Plus un commentaire qu'un essai, le Japon moderne et l'éthique du samouraï est une réflexion autour du Hagakuré, texte traditionnel du XVIIe siècle. Mis à l'honneur dans le Japon lors de la seconde guerre mondiale, afin de fortifier l'esprit combatif et la détermination des jeunes nippons kamikazes, ce texte a ensuite été dénigré et brûlé pour incitation à la haine. Cette oeuvre du samouraï Yamamoto Jocho, au service du clan Nabeshima, est une compilation de principes et de réflexions destinés à guider les jeunes samouraïs. Ce texte circula de génération en génération, tenu en haute considération malgré son décalage avec son temps, et fut progressivement popularisé et diffusé à travers tout le Japon jusqu'à la période contemporaine. Mishima a longuement médité les principes délivrés par l'ouvrage, et en a retiré une philosophie de vie, ce qui le conduira au suicide par seppuku.
Le texte de Mishima se décompose en trois parties. Dans la première partie, l'auteur explique l'intérêt du Hagakuré : il décrit sa découverte de ce texte, avant de dresser un parallèle sur les contextes du Japon du XVIIe siècle et celui des années 1950. Mishima estime qu'il y a une évolution des moeurs similaire. Au XVIIème siecle, le Japon est unifié par Tokugawa, qui va instaurer le gouvernement du shôgun, ce qui va être décisif pour la caste des samouraï. Jusqu'ici, leurs compétences guerrières étaient recherchées pour leurs daimyô (seigneurs), et leur valeur de guerrier était prisée avant toute autre. Tokugawa, afin de consolider son emprise sur le Japon favorisa le développement des arts intellectuels chez les samouraïs, qui devinrent peu à peu autant une caste de fonctionnaires que de guerriers. La figure de
Miyamoto Musashi, est assez représentative de cette évolution : le jeune Shinmen Takezo ne deviendra un samouraï accompli qu'en passant par l'étude, l'amour de l'art et du Zen. Mais certains esprits conservateurs comme Jocho s'insurge contre ces changements, qui sont contre les valeurs dans lesquels ils ont été édifiés.

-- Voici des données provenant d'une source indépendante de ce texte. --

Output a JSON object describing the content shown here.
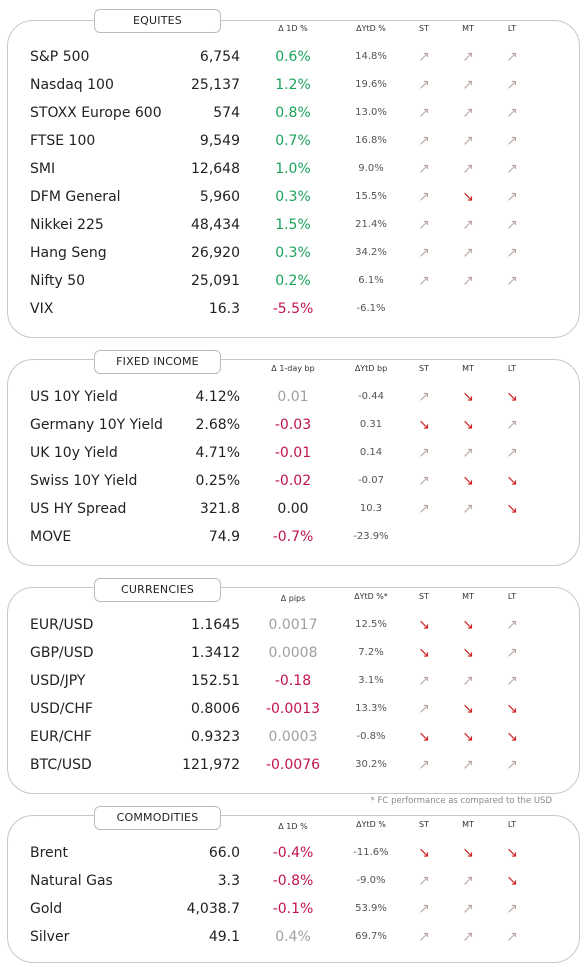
{
  "sections": [
    {
      "id": "equities",
      "title": "EQUITES",
      "headers": {
        "d1": "Δ 1D %",
        "ytd": "ΔYtD %",
        "st": "ST",
        "mt": "MT",
        "lt": "LT"
      },
      "rows": [
        {
          "name": "S&P 500",
          "value": "6,754",
          "d1": "0.6%",
          "d1_tone": "pos",
          "ytd": "14.8%",
          "st": "↗",
          "st_dir": "up",
          "mt": "↗",
          "mt_dir": "up",
          "lt": "↗",
          "lt_dir": "up"
        },
        {
          "name": "Nasdaq 100",
          "value": "25,137",
          "d1": "1.2%",
          "d1_tone": "pos",
          "ytd": "19.6%",
          "st": "↗",
          "st_dir": "up",
          "mt": "↗",
          "mt_dir": "up",
          "lt": "↗",
          "lt_dir": "up"
        },
        {
          "name": "STOXX Europe 600",
          "value": "574",
          "d1": "0.8%",
          "d1_tone": "pos",
          "ytd": "13.0%",
          "st": "↗",
          "st_dir": "up",
          "mt": "↗",
          "mt_dir": "up",
          "lt": "↗",
          "lt_dir": "up"
        },
        {
          "name": "FTSE 100",
          "value": "9,549",
          "d1": "0.7%",
          "d1_tone": "pos",
          "ytd": "16.8%",
          "st": "↗",
          "st_dir": "up",
          "mt": "↗",
          "mt_dir": "up",
          "lt": "↗",
          "lt_dir": "up"
        },
        {
          "name": "SMI",
          "value": "12,648",
          "d1": "1.0%",
          "d1_tone": "pos",
          "ytd": "9.0%",
          "st": "↗",
          "st_dir": "up",
          "mt": "↗",
          "mt_dir": "up",
          "lt": "↗",
          "lt_dir": "up"
        },
        {
          "name": "DFM General",
          "value": "5,960",
          "d1": "0.3%",
          "d1_tone": "pos",
          "ytd": "15.5%",
          "st": "↗",
          "st_dir": "up",
          "mt": "↘",
          "mt_dir": "down",
          "lt": "↗",
          "lt_dir": "up"
        },
        {
          "name": "Nikkei 225",
          "value": "48,434",
          "d1": "1.5%",
          "d1_tone": "pos",
          "ytd": "21.4%",
          "st": "↗",
          "st_dir": "up",
          "mt": "↗",
          "mt_dir": "up",
          "lt": "↗",
          "lt_dir": "up"
        },
        {
          "name": "Hang Seng",
          "value": "26,920",
          "d1": "0.3%",
          "d1_tone": "pos",
          "ytd": "34.2%",
          "st": "↗",
          "st_dir": "up",
          "mt": "↗",
          "mt_dir": "up",
          "lt": "↗",
          "lt_dir": "up"
        },
        {
          "name": "Nifty  50",
          "value": "25,091",
          "d1": "0.2%",
          "d1_tone": "pos",
          "ytd": "6.1%",
          "st": "↗",
          "st_dir": "up",
          "mt": "↗",
          "mt_dir": "up",
          "lt": "↗",
          "lt_dir": "up"
        },
        {
          "name": "VIX",
          "value": "16.3",
          "d1": "-5.5%",
          "d1_tone": "neg",
          "ytd": "-6.1%",
          "st": "",
          "st_dir": "",
          "mt": "",
          "mt_dir": "",
          "lt": "",
          "lt_dir": ""
        }
      ]
    },
    {
      "id": "fixed_income",
      "title": "FIXED INCOME",
      "headers": {
        "d1": "Δ 1-day bp",
        "ytd": "ΔYtD bp",
        "st": "ST",
        "mt": "MT",
        "lt": "LT"
      },
      "rows": [
        {
          "name": "US 10Y Yield",
          "value": "4.12%",
          "d1": "0.01",
          "d1_tone": "grey",
          "ytd": "-0.44",
          "st": "↗",
          "st_dir": "up",
          "mt": "↘",
          "mt_dir": "down",
          "lt": "↘",
          "lt_dir": "down"
        },
        {
          "name": "Germany 10Y Yield",
          "value": "2.68%",
          "d1": "-0.03",
          "d1_tone": "neg",
          "ytd": "0.31",
          "st": "↘",
          "st_dir": "down",
          "mt": "↘",
          "mt_dir": "down",
          "lt": "↗",
          "lt_dir": "up"
        },
        {
          "name": "UK 10y Yield",
          "value": "4.71%",
          "d1": "-0.01",
          "d1_tone": "neg",
          "ytd": "0.14",
          "st": "↗",
          "st_dir": "up",
          "mt": "↗",
          "mt_dir": "up",
          "lt": "↗",
          "lt_dir": "up"
        },
        {
          "name": "Swiss 10Y Yield",
          "value": "0.25%",
          "d1": "-0.02",
          "d1_tone": "neg",
          "ytd": "-0.07",
          "st": "↗",
          "st_dir": "up",
          "mt": "↘",
          "mt_dir": "down",
          "lt": "↘",
          "lt_dir": "down"
        },
        {
          "name": "US HY Spread",
          "value": "321.8",
          "d1": "0.00",
          "d1_tone": "neu",
          "ytd": "10.3",
          "st": "↗",
          "st_dir": "up",
          "mt": "↗",
          "mt_dir": "up",
          "lt": "↘",
          "lt_dir": "down"
        },
        {
          "name": "MOVE",
          "value": "74.9",
          "d1": "-0.7%",
          "d1_tone": "neg",
          "ytd": "-23.9%",
          "st": "",
          "st_dir": "",
          "mt": "",
          "mt_dir": "",
          "lt": "",
          "lt_dir": ""
        }
      ]
    },
    {
      "id": "currencies",
      "title": "CURRENCIES",
      "headers": {
        "d1": "Δ pips",
        "ytd": "ΔYtD %*",
        "st": "ST",
        "mt": "MT",
        "lt": "LT"
      },
      "rows": [
        {
          "name": "EUR/USD",
          "value": "1.1645",
          "d1": "0.0017",
          "d1_tone": "grey",
          "ytd": "12.5%",
          "st": "↘",
          "st_dir": "down",
          "mt": "↘",
          "mt_dir": "down",
          "lt": "↗",
          "lt_dir": "up"
        },
        {
          "name": "GBP/USD",
          "value": "1.3412",
          "d1": "0.0008",
          "d1_tone": "grey",
          "ytd": "7.2%",
          "st": "↘",
          "st_dir": "down",
          "mt": "↘",
          "mt_dir": "down",
          "lt": "↗",
          "lt_dir": "up"
        },
        {
          "name": "USD/JPY",
          "value": "152.51",
          "d1": "-0.18",
          "d1_tone": "neg",
          "ytd": "3.1%",
          "st": "↗",
          "st_dir": "up",
          "mt": "↗",
          "mt_dir": "up",
          "lt": "↗",
          "lt_dir": "up"
        },
        {
          "name": "USD/CHF",
          "value": "0.8006",
          "d1": "-0.0013",
          "d1_tone": "neg",
          "ytd": "13.3%",
          "st": "↗",
          "st_dir": "up",
          "mt": "↘",
          "mt_dir": "down",
          "lt": "↘",
          "lt_dir": "down"
        },
        {
          "name": "EUR/CHF",
          "value": "0.9323",
          "d1": "0.0003",
          "d1_tone": "grey",
          "ytd": "-0.8%",
          "st": "↘",
          "st_dir": "down",
          "mt": "↘",
          "mt_dir": "down",
          "lt": "↘",
          "lt_dir": "down"
        },
        {
          "name": "BTC/USD",
          "value": "121,972",
          "d1": "-0.0076",
          "d1_tone": "neg",
          "ytd": "30.2%",
          "st": "↗",
          "st_dir": "up",
          "mt": "↗",
          "mt_dir": "up",
          "lt": "↗",
          "lt_dir": "up"
        }
      ]
    },
    {
      "id": "commodities",
      "title": "COMMODITIES",
      "headers": {
        "d1": "Δ 1D %",
        "ytd": "ΔYtD %",
        "st": "ST",
        "mt": "MT",
        "lt": "LT"
      },
      "rows": [
        {
          "name": "Brent",
          "value": "66.0",
          "d1": "-0.4%",
          "d1_tone": "neg",
          "ytd": "-11.6%",
          "st": "↘",
          "st_dir": "down",
          "mt": "↘",
          "mt_dir": "down",
          "lt": "↘",
          "lt_dir": "down"
        },
        {
          "name": "Natural Gas",
          "value": "3.3",
          "d1": "-0.8%",
          "d1_tone": "neg",
          "ytd": "-9.0%",
          "st": "↗",
          "st_dir": "up",
          "mt": "↗",
          "mt_dir": "up",
          "lt": "↘",
          "lt_dir": "down"
        },
        {
          "name": "Gold",
          "value": "4,038.7",
          "d1": "-0.1%",
          "d1_tone": "neg",
          "ytd": "53.9%",
          "st": "↗",
          "st_dir": "up",
          "mt": "↗",
          "mt_dir": "up",
          "lt": "↗",
          "lt_dir": "up"
        },
        {
          "name": "Silver",
          "value": "49.1",
          "d1": "0.4%",
          "d1_tone": "grey",
          "ytd": "69.7%",
          "st": "↗",
          "st_dir": "up",
          "mt": "↗",
          "mt_dir": "up",
          "lt": "↗",
          "lt_dir": "up"
        }
      ]
    }
  ],
  "footnote": "* FC performance as compared to the USD",
  "colors": {
    "positive": "#1aa35a",
    "negative": "#c0154a",
    "neutral_grey": "#a0a0a0",
    "arrow_up": "#b8a8a0",
    "arrow_down": "#d21f1f"
  }
}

Mishima Yukio se pose dans la même position pour le Japon des années 50. Il est en effet occupé par les Etats-Unis et s'est engagé, par sa nouvelle constitution, à renoncer à la guerre. L'occidentalisation de la société d'alors provoque un certain malaise et perte de repères, qui s'expriment dans la littérature de l'époque.
Dans une seconde partie, Mishima commente de larges extraits du Hagakuré, les citations de Jocho occupant autant de place que la prose de l'auteur. Ce développement est une collection hétéroclite, qui mélange des réflexions pertinentes à des préceptes moralisateurs abrupts, ou à des conseils plus futiles sur le bâillement ou les beuveries.
La dernière partie de l'ouvrage (les Appendices) est la reproduction du Hagakuré lui-même avec des passages déjà cités.
Cet essai peut être déconcertant par le mélange entre réflexion profonde et juste (sur la mort selon Jocho, sur l'accompagnement que doit donner un maitre à son éleve) et des anecdotes sur un savoir vivre un peu désuet. Pour un esprit occidental, la construction de l'oeuvre est par fois difficile à suivre et la pensée nippone un peu trop repliée sur son passé et sur la nostalgie de son histoire guerrière. Pourtant, cette oeuvre possède une certaine force, lorsque l'on sait que son auteur a su aller jusqu'à la mort pour respecter l'éthique samourai.